As Patrick waited in Egypt in April 1915 with other members of the Canterbury Division for their orders, allied troops including Australians and New Zealanders launched an attack on the Gallipoli Peninsula on the 25th April, attempting to overrun Turkish troops and capture the Peninsula. Meeting overwhelming resistance from the Turks, losses of allied troops were enormous. On the first day of the assault, it is reported that 2,000 Australian and New Zealand lives were lost. This day became etched in history.
Patrick's orders to board ship in Egypt arrived on the 5th May. Leaving his beloved horse behind, he traveled overland to Alexandria and boarded a transport ship with approximately 600 men and officers and set course for the Gallipoli Peninsula.
Patrick arrived on the 12th May, equipped with a rifle, 200 rounds of ammunition, a mess tin, a tool for digging trenches and a haversack. With others in the division, Patrick came under fire as the men approached the coastline aboard destroyers and proceeded to Walker’s Ridge where they relieved British troops who were established there.
Patrick, together with his division, also found himself involved in the bloody fight for Hill 60 that took place. Surviving each one of these offensives, Patrick returns in 1916 with other surviving men from his division to Egypt, spending a further two years engaged in hostilities in the defence of Egypt against the Ottoman Turks. Possibly one of Patrick’s enjoyable moments in the blazing heat of the Egypt day, was when the division moved to an encampment beside the Suez Canal and the men took a dip in the cool waters of the canal.

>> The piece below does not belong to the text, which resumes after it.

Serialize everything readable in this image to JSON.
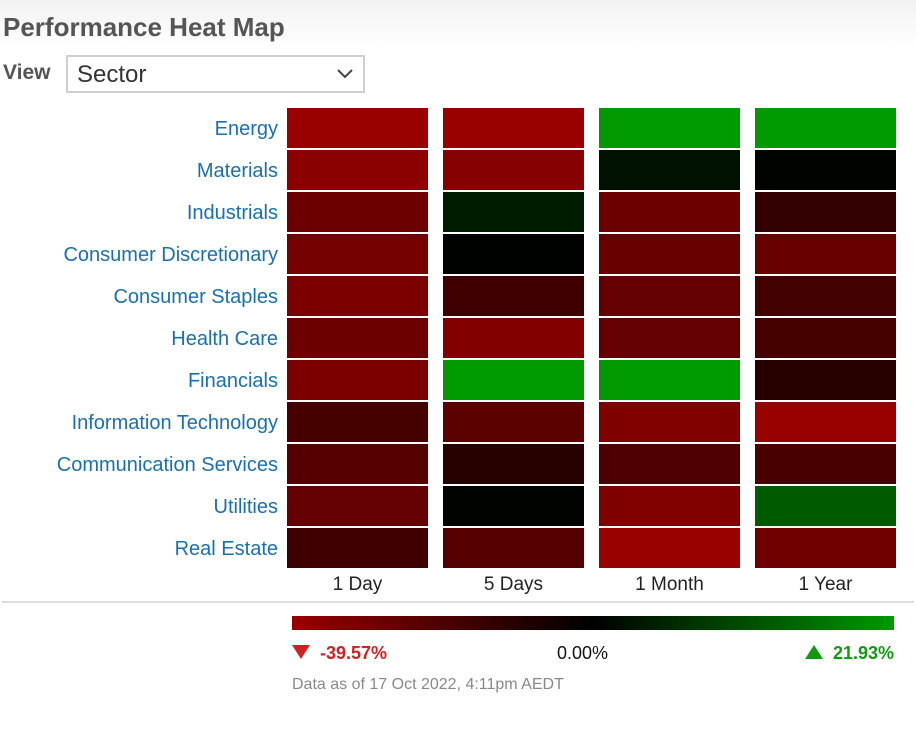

Patrick lived to tell the tale of both Egypt and Gallipoli and is officially discharged on the 8th March 1918. He is one of the lucky ones who made it out of the Great War and Gallipoli alive. As luck would also have it, Patrick’s elder brother James also returned in one piece from the War in Europe where he had served as a Corporal in the New Zealand Field Artillery and was twice mentioned in despatches. Hundreds of men of the New Zealand Mounted Rifles, together with every one of their horses who embarked with them, never returned. By the end of the year, more than 56,000 allied troops, including 8,709 from Australia and 2,721 from New Zealand had been lost.
Now at home, in the strange and no doubt unsettling peace and tranquility with his family in Temuka, Patrick meets his future wife Margaret , already known to him through friends of the family. The couple marry in 1919 and just two years later their son Denis Patrick is born on the 4th March 1921.
Above, is a picture of Denis Patrick Kyne who attended Timaru Boys High School and joined the Royal New Zealand Air Force when World War II arrived. A keen rugby player, representing his school and South Canterbury, Denis became a pilot, having trained in New Zealand and Canada before joining the Royal Air Force. Stationed with No.21 Advanced Flying Unit and during a night exercise, Denis flew off course in bad weather and crashed his Oxford Airspeed LX518 into remote countryside. His body lay undiscovered for five days before he was eventually recovered and brought for burial to Stonefall Cemetery . Pilot Officer 421380 Denis Patrick Kyne was aged 22 when he died. He lies with his comrades at Stonefall. His father, having survived the horrors of Gallipoli, survived his son Denis by some 30 years.